Some argued the grave mistake OpenAI made with firing the CEO of one of the world’s fastest growing AI startups. Others pointed to potentially suspicious exiting circumstances of Sam Altman from YC & the firing as proof of someone who simply is incapable of handling the potentially dangerous outcomes of AI. Others called precaution as perhaps the OpenAI board had just cause. Some, like Ben Thompson, pointed out structural inadequacies in OpenAI that forewarned these events happening.
Then the OpenAI board pivoted to hiring former Twitch CEO Emmett Shear and Sam & Greg joined Microsoft as top AI researchers. OpenAI employees, livid at the lack of communication & opacity from the board, signed a letter insisting they would resign & join Sam’s new venture should Sam not be reinstated and if the board did not resign.
Overwhelmed by the support Sam Altman received by OpenAI employees, investors, and the general public, OpenAI board agreed to resign.

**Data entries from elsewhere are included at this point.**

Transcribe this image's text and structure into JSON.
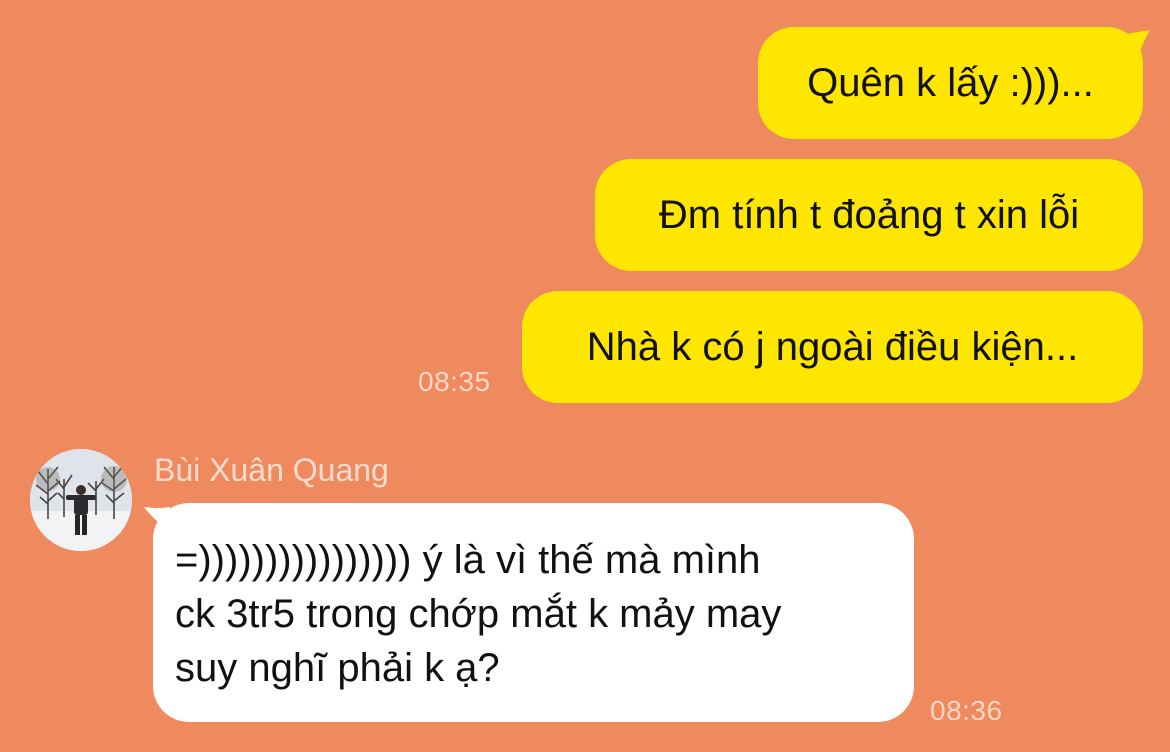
{
  "colors": {
    "background": "#ef8a5f",
    "outgoing_bubble": "#ffe600",
    "incoming_bubble": "#ffffff"
  },
  "messages_out": [
    {
      "text": "Quên k lấy :)))..."
    },
    {
      "text": "Đm tính t đoảng t xin lỗi"
    },
    {
      "text": "Nhà k có j ngoài điều kiện..."
    }
  ],
  "time_out": "08:35",
  "incoming": {
    "sender_name": "Bùi Xuân Quang",
    "avatar_icon": "user-avatar-photo",
    "lines": [
      "=)))))))))))))))) ý là vì thế mà mình",
      "ck 3tr5 trong chớp mắt k mảy may",
      "suy nghĩ phải k ạ?"
    ],
    "time": "08:36"
  }
}
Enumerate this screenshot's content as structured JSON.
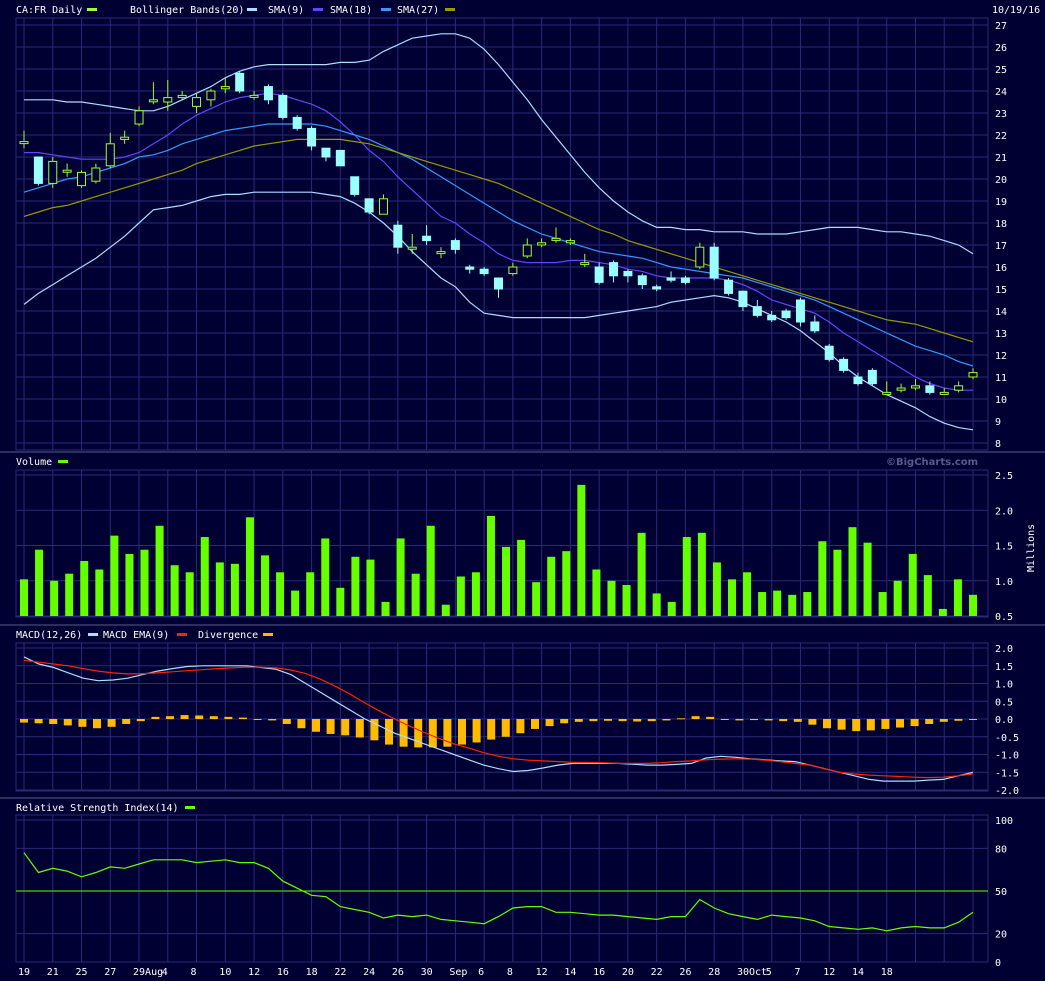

Note what the OpenAI employee letter said: “We, the employees of OpenAI, have developed the best models and pushed the field to new frontiers. Our work on AI safety and governance shapes global norms. The products we built are used by millions of people around the world. Until now, the company we work for and cherish has never been in a stronger position.”
At the core of it, this fight is about how OpenAI is shaping the future of AI; particularly the tug-of-war around AI safetyism vs. AI accelerationism.
The general argument goes something like this.
Many of these areas: driving, reading comprehension, writing, even our faces, were believed to be the exclusive domain of humanity.
Out of this phenomenal shift emerged the question:
What happens to humanity when artificial general intelligence is invented?
Once a AGI comes about, the Internet argues wholly one of two extremes will occur:
1. AGI will lift humanity into a utopia as it can better handle markets, allocate resources and solve the problems of disease, aging and conflict. We’ll live in a technological paradise, abundant with liberties and prosperity for all.
2. Humanity will be eradicated as the AGI will recognize the inefficient, silly ways in which humanity operates (including the fact that humanity may try to stop AGI). After all, if the intelligence difference between humans and ants are so large (and we don’t mind bulldozing some ant hills to build homes) what’s to stop AGI, a being/beings many orders of magnitude smarter than humans, from commiting horrible acts against humanity?
This is known as the Super Alignment problem, i.e. aligning the interests of a super intelligence with that of humanity, with many of the brightest minds working hard at it.
But one element in this tug-of-war that hasn’t changed is, well, humans.
Underneath all of the high-minded arguments that exist, we still operate in same fundamental ways that are hundreds of thousands of years old.
One such trait that humans have demonstrated time & time again, is making predictions.
From making predictions about tomorrow’s weather, to stock prices, to whose going to be with who, to who will win a sport’s match tomorrow, we love our predictions.
And how have we fared with our prediction capabilities?
Take the 1798 predictions of English economist Thomas Malthus who was commonly read by esteemed evolutionary biologists such as Charles Darwin.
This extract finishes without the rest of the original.